200 Meter können Läufer auf der Rundbahn der Leichtathletikanlage Breitenbach zurücklegen – dann endet die Bahn bereits im Grünen. Das soll sich bald ändern. Das Leichtathletikzentrum Thierstein (LZT) will die Anlage ausbauen und damit die Trainingsbedingungen und sportlichen Perspektiven für die Athleten verbessern.

Neben einer Verlängerung der Rundbahn auf 400 Meter soll die Weitsprunganlage versetzt sowie eine Diskus- und Stabhochsprunganlage erstellt werden. Zusätzlich soll um die Rundbahn ein Zuschauerweg entstehen. Ziel ist, dass sämtliche Disziplinen des Zehnkampfes trainiert und wettkampfmässig ausgeübt werden können.

«Schon vor drei Jahren wollten wir einen grösseren Ausbau realisieren», erzählt Tobias Holliger, Präsident des LZT. Der Gemeinderat habe das Projekt damals aber abgelehnt. Es folgte lediglich ein Ausbau der Rundbahn auf die heutigen 200 Meter. «In den letzten drei Jahren haben wir uns überlegt, wie wir das Geld für einen Gesamtausbau doch noch zusammenbringen könnten», sagt Holliger.

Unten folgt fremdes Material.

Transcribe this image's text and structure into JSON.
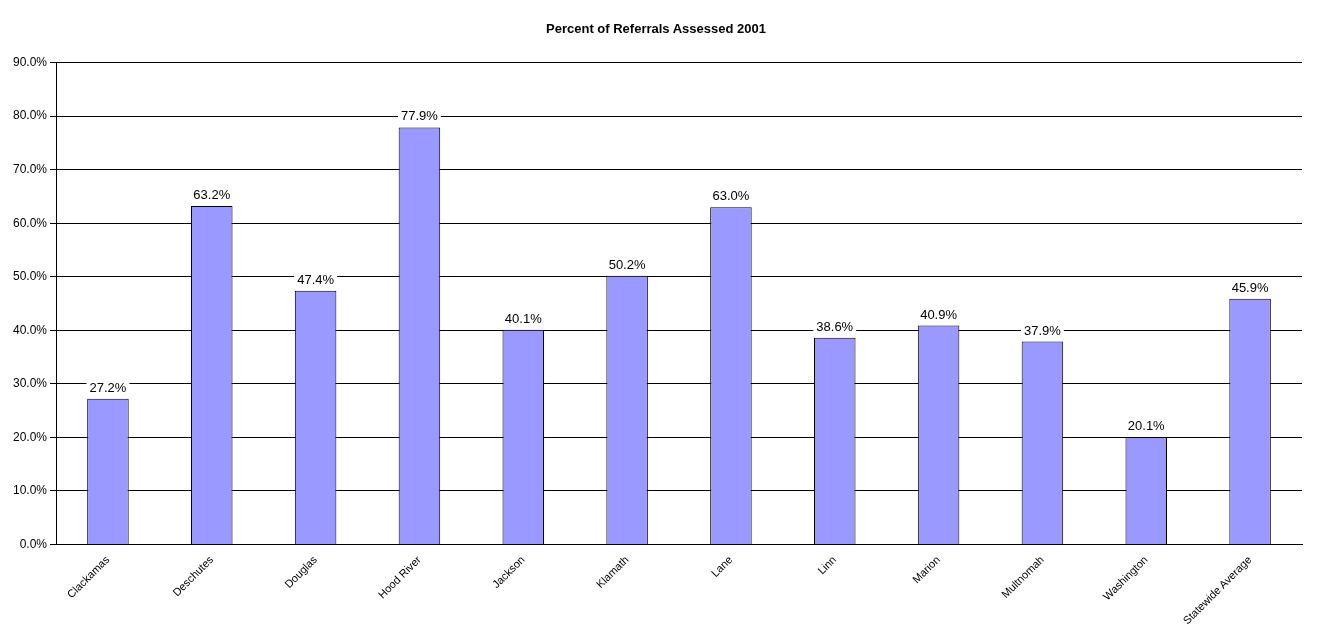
{
  "chart_data": {
    "type": "bar",
    "title": "Percent of Referrals Assessed 2001",
    "categories": [
      "Clackamas",
      "Deschutes",
      "Douglas",
      "Hood River",
      "Jackson",
      "Klamath",
      "Lane",
      "Linn",
      "Marion",
      "Multnomah",
      "Washington",
      "Statewide Average"
    ],
    "values": [
      27.2,
      63.2,
      47.4,
      77.9,
      40.1,
      50.2,
      63.0,
      38.6,
      40.9,
      37.9,
      20.1,
      45.9
    ],
    "value_labels": [
      "27.2%",
      "63.2%",
      "47.4%",
      "77.9%",
      "40.1%",
      "50.2%",
      "63.0%",
      "38.6%",
      "40.9%",
      "37.9%",
      "20.1%",
      "45.9%"
    ],
    "color": "#9999ff",
    "ylim": [
      0,
      90
    ],
    "yticks": [
      {
        "value": 0,
        "label": "0.0%"
      },
      {
        "value": 10,
        "label": "10.0%"
      },
      {
        "value": 20,
        "label": "20.0%"
      },
      {
        "value": 30,
        "label": "30.0%"
      },
      {
        "value": 40,
        "label": "40.0%"
      },
      {
        "value": 50,
        "label": "50.0%"
      },
      {
        "value": 60,
        "label": "60.0%"
      },
      {
        "value": 70,
        "label": "70.0%"
      },
      {
        "value": 80,
        "label": "80.0%"
      },
      {
        "value": 90,
        "label": "90.0%"
      }
    ],
    "grid": "y",
    "legend": false
  }
}
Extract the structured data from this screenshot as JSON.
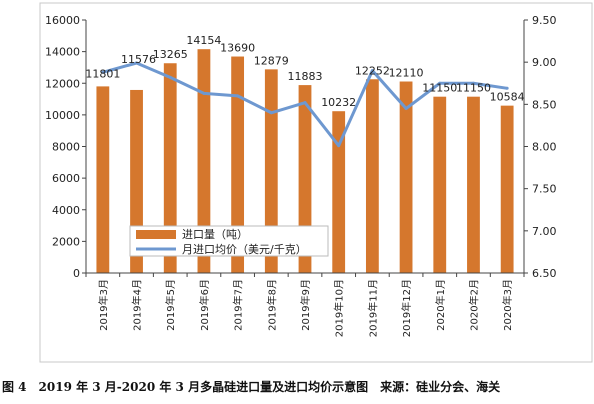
{
  "chart_data": {
    "type": "bar+line",
    "categories": [
      "2019年3月",
      "2019年4月",
      "2019年5月",
      "2019年6月",
      "2019年7月",
      "2019年8月",
      "2019年9月",
      "2019年10月",
      "2019年11月",
      "2019年12月",
      "2020年1月",
      "2020年2月",
      "2020年3月"
    ],
    "series": [
      {
        "name": "进口量（吨）",
        "type": "bar",
        "axis": "left",
        "color": "#D5772D",
        "values": [
          11801,
          11576,
          13265,
          14154,
          13690,
          12879,
          11883,
          10232,
          12252,
          12110,
          11150,
          11150,
          10584
        ]
      },
      {
        "name": "月进口均价（美元/千克）",
        "type": "line",
        "axis": "right",
        "color": "#6E98D0",
        "values": [
          8.88,
          8.99,
          8.82,
          8.63,
          8.6,
          8.4,
          8.52,
          8.01,
          8.9,
          8.45,
          8.75,
          8.75,
          8.69
        ]
      }
    ],
    "y_left": {
      "min": 0,
      "max": 16000,
      "step": 2000,
      "ticks": [
        "0",
        "2000",
        "4000",
        "6000",
        "8000",
        "10000",
        "12000",
        "14000",
        "16000"
      ]
    },
    "y_right": {
      "min": 6.5,
      "max": 9.5,
      "step": 0.5,
      "ticks": [
        "6.50",
        "7.00",
        "7.50",
        "8.00",
        "8.50",
        "9.00",
        "9.50"
      ]
    },
    "data_labels": [
      "11801",
      "11576",
      "13265",
      "14154",
      "13690",
      "12879",
      "11883",
      "10232",
      "12252",
      "12110",
      "11150",
      "11150",
      "10584"
    ],
    "grid": false,
    "legend": "inside-bottom-left"
  },
  "caption": "图 4　2019 年 3 月-2020 年 3 月多晶硅进口量及进口均价示意图　来源：硅业分会、海关"
}
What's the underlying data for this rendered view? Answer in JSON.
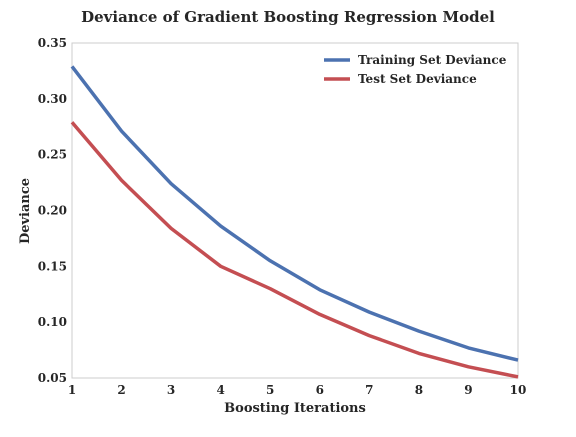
{
  "chart_data": {
    "type": "line",
    "title": "Deviance of Gradient Boosting Regression Model",
    "xlabel": "Boosting Iterations",
    "ylabel": "Deviance",
    "x": [
      1,
      2,
      3,
      4,
      5,
      6,
      7,
      8,
      9,
      10
    ],
    "xlim": [
      1,
      10
    ],
    "ylim": [
      0.05,
      0.35
    ],
    "xticks": [
      "1",
      "2",
      "3",
      "4",
      "5",
      "6",
      "7",
      "8",
      "9",
      "10"
    ],
    "yticks": [
      "0.05",
      "0.10",
      "0.15",
      "0.20",
      "0.25",
      "0.30",
      "0.35"
    ],
    "grid": false,
    "legend_position": "top-right",
    "series": [
      {
        "name": "Training Set Deviance",
        "color": "#4c72b0",
        "values": [
          0.329,
          0.271,
          0.224,
          0.186,
          0.155,
          0.129,
          0.109,
          0.092,
          0.077,
          0.066
        ]
      },
      {
        "name": "Test Set Deviance",
        "color": "#c44e52",
        "values": [
          0.279,
          0.227,
          0.184,
          0.15,
          0.13,
          0.107,
          0.088,
          0.072,
          0.06,
          0.051
        ]
      }
    ]
  }
}
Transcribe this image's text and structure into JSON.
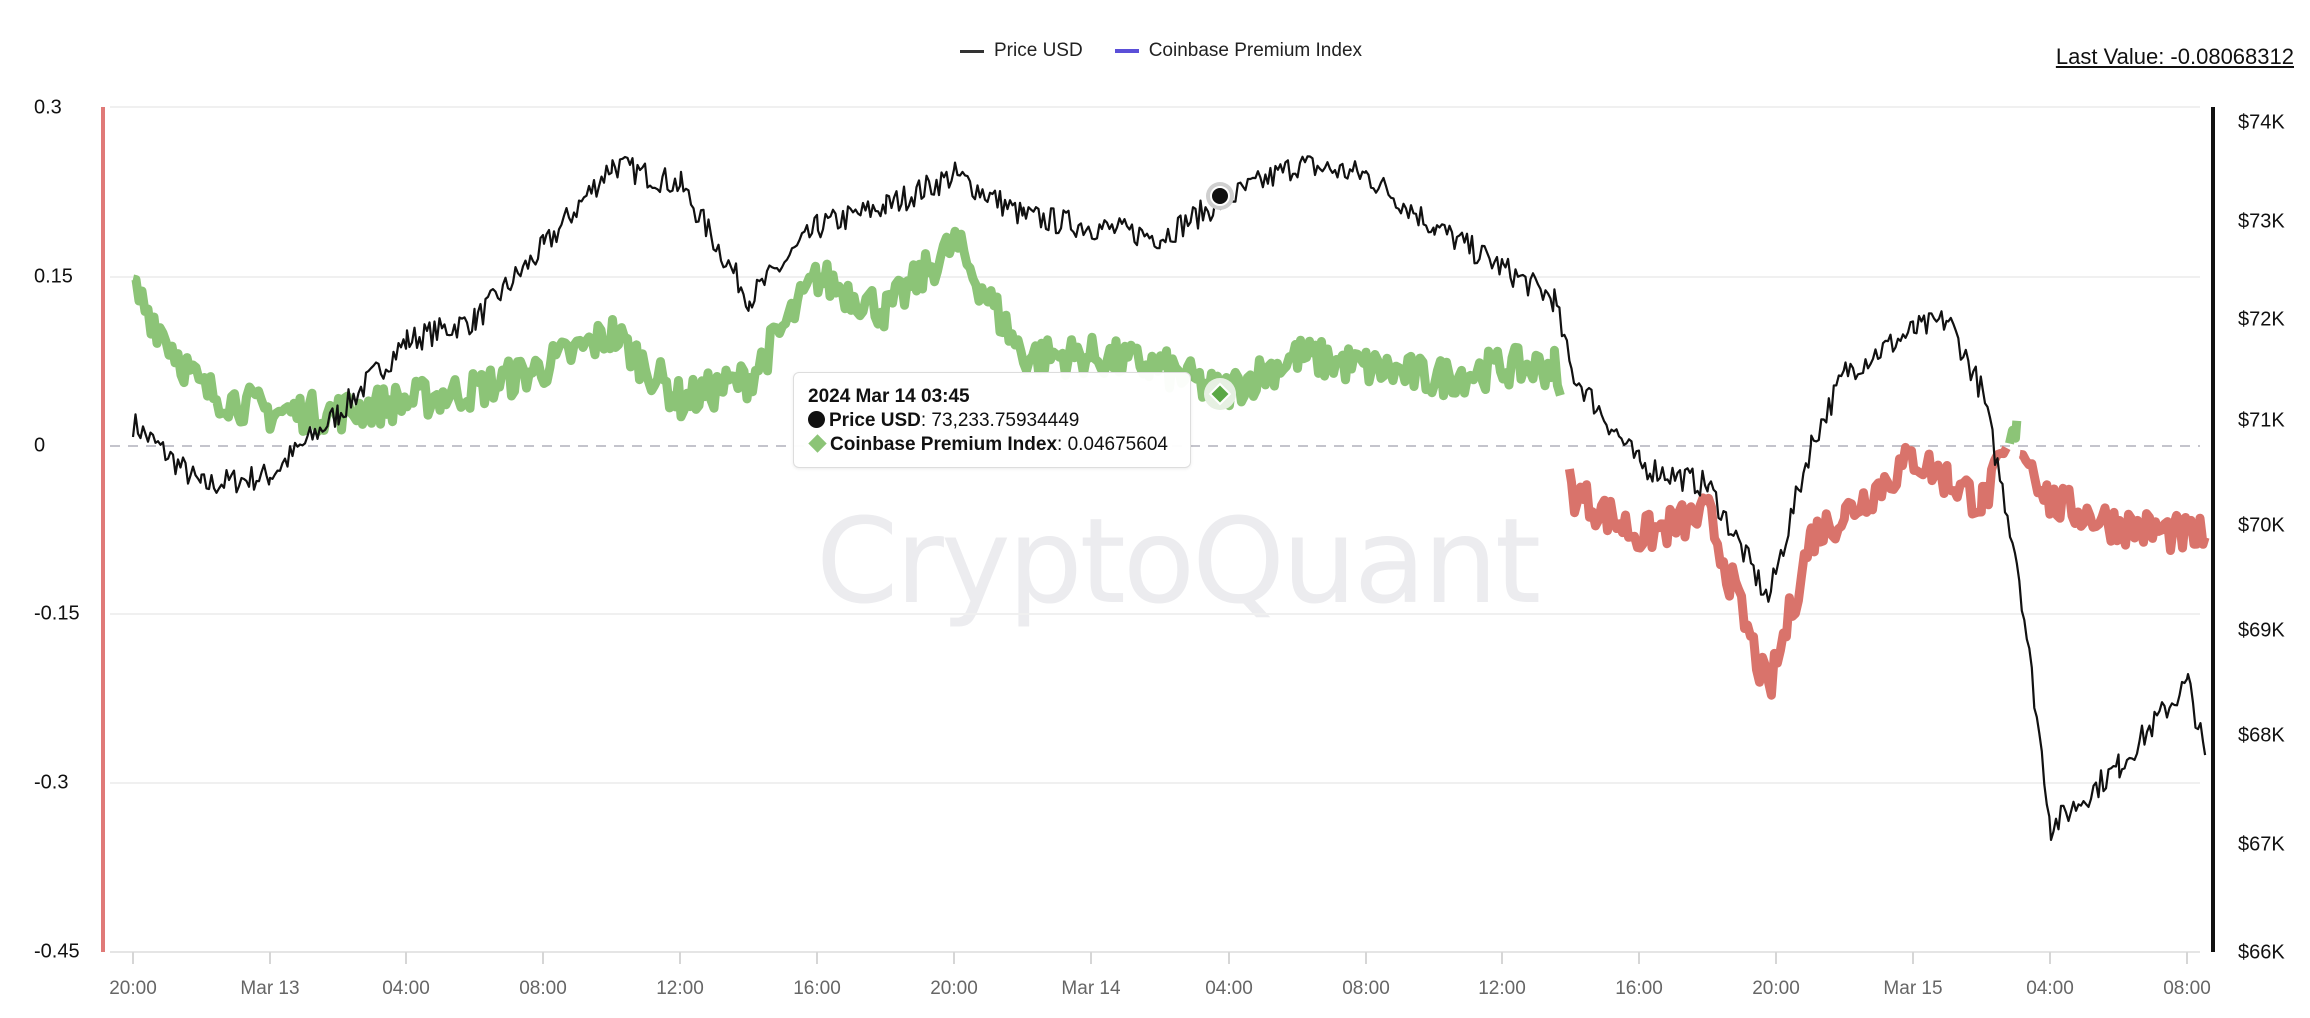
{
  "legend": {
    "items": [
      {
        "label": "Price USD",
        "color": "#333333"
      },
      {
        "label": "Coinbase Premium Index",
        "color": "#5b4fd8"
      }
    ]
  },
  "last_value": {
    "text": "Last Value: -0.08068312"
  },
  "watermark": "CryptoQuant",
  "tooltip": {
    "date": "2024 Mar 14 03:45",
    "price_label": "Price USD",
    "price_value": ": 73,233.75934449",
    "premium_label": "Coinbase Premium Index",
    "premium_value": ": 0.04675604"
  },
  "axes": {
    "left_ticks": [
      "0.3",
      "0.15",
      "0",
      "-0.15",
      "-0.3",
      "-0.45"
    ],
    "right_ticks": [
      "$74K",
      "$73K",
      "$72K",
      "$71K",
      "$70K",
      "$69K",
      "$68K",
      "$67K",
      "$66K"
    ],
    "x_ticks": [
      "20:00",
      "Mar 13",
      "04:00",
      "08:00",
      "12:00",
      "16:00",
      "20:00",
      "Mar 14",
      "04:00",
      "08:00",
      "12:00",
      "16:00",
      "20:00",
      "Mar 15",
      "04:00",
      "08:00"
    ]
  },
  "colors": {
    "positive": "#8cc477",
    "negative": "#d9736b",
    "price": "#111111",
    "zero_line": "#c4c4cc",
    "grid": "#f0f0f0",
    "left_axis": "#e07a78"
  },
  "chart_data": {
    "type": "line",
    "title": "",
    "legend_position": "top",
    "grid": true,
    "xlabel": "",
    "ylabel_left": "Coinbase Premium Index",
    "ylabel_right": "Price USD",
    "ylim_left": [
      -0.45,
      0.3
    ],
    "ylim_right": [
      66000,
      74000
    ],
    "x": [
      "Mar 12 20:00",
      "Mar 12 22:00",
      "Mar 13 00:00",
      "Mar 13 02:00",
      "Mar 13 04:00",
      "Mar 13 06:00",
      "Mar 13 08:00",
      "Mar 13 10:00",
      "Mar 13 12:00",
      "Mar 13 14:00",
      "Mar 13 16:00",
      "Mar 13 18:00",
      "Mar 13 20:00",
      "Mar 13 22:00",
      "Mar 14 00:00",
      "Mar 14 02:00",
      "Mar 14 03:45",
      "Mar 14 06:00",
      "Mar 14 08:00",
      "Mar 14 10:00",
      "Mar 14 12:00",
      "Mar 14 13:30",
      "Mar 14 14:00",
      "Mar 14 16:00",
      "Mar 14 18:00",
      "Mar 14 19:45",
      "Mar 14 21:00",
      "Mar 14 22:00",
      "Mar 15 00:00",
      "Mar 15 01:00",
      "Mar 15 02:00",
      "Mar 15 03:00",
      "Mar 15 04:00",
      "Mar 15 06:00",
      "Mar 15 08:00",
      "Mar 15 08:30"
    ],
    "series": [
      {
        "name": "Price USD",
        "axis": "right",
        "values": [
          71100,
          70500,
          70600,
          71200,
          71900,
          72100,
          72800,
          73600,
          73400,
          72300,
          73000,
          73200,
          73500,
          73100,
          73000,
          72900,
          73234,
          73600,
          73500,
          73000,
          72600,
          72300,
          71600,
          70700,
          70500,
          69400,
          70900,
          71600,
          72000,
          72100,
          71400,
          69800,
          67200,
          67800,
          68600,
          67900
        ]
      },
      {
        "name": "Coinbase Premium Index",
        "axis": "left",
        "values": [
          0.14,
          0.05,
          0.03,
          0.03,
          0.04,
          0.05,
          0.07,
          0.1,
          0.04,
          0.06,
          0.15,
          0.12,
          0.18,
          0.08,
          0.08,
          0.07,
          0.047,
          0.08,
          0.07,
          0.06,
          0.07,
          0.07,
          -0.04,
          -0.08,
          -0.06,
          -0.22,
          -0.08,
          -0.06,
          -0.01,
          -0.03,
          -0.05,
          0.01,
          -0.05,
          -0.07,
          -0.08,
          -0.081
        ]
      }
    ],
    "annotations": [
      {
        "type": "tooltip",
        "x": "2024 Mar 14 03:45",
        "Price USD": 73233.75934449,
        "Coinbase Premium Index": 0.04675604
      },
      {
        "type": "last_value",
        "Coinbase Premium Index": -0.08068312
      }
    ]
  }
}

Denn das Projekt ist nicht günstig: 990'000 Franken soll der Ausbau kosten. Der Verein hat entschieden, dass ein Grossprojekt wie dieses nur möglich ist, wenn es regional aufgegleist und von mehreren Gemeinden getragen wird.

Bald mehr Solothurner Kaderathleten in Basel?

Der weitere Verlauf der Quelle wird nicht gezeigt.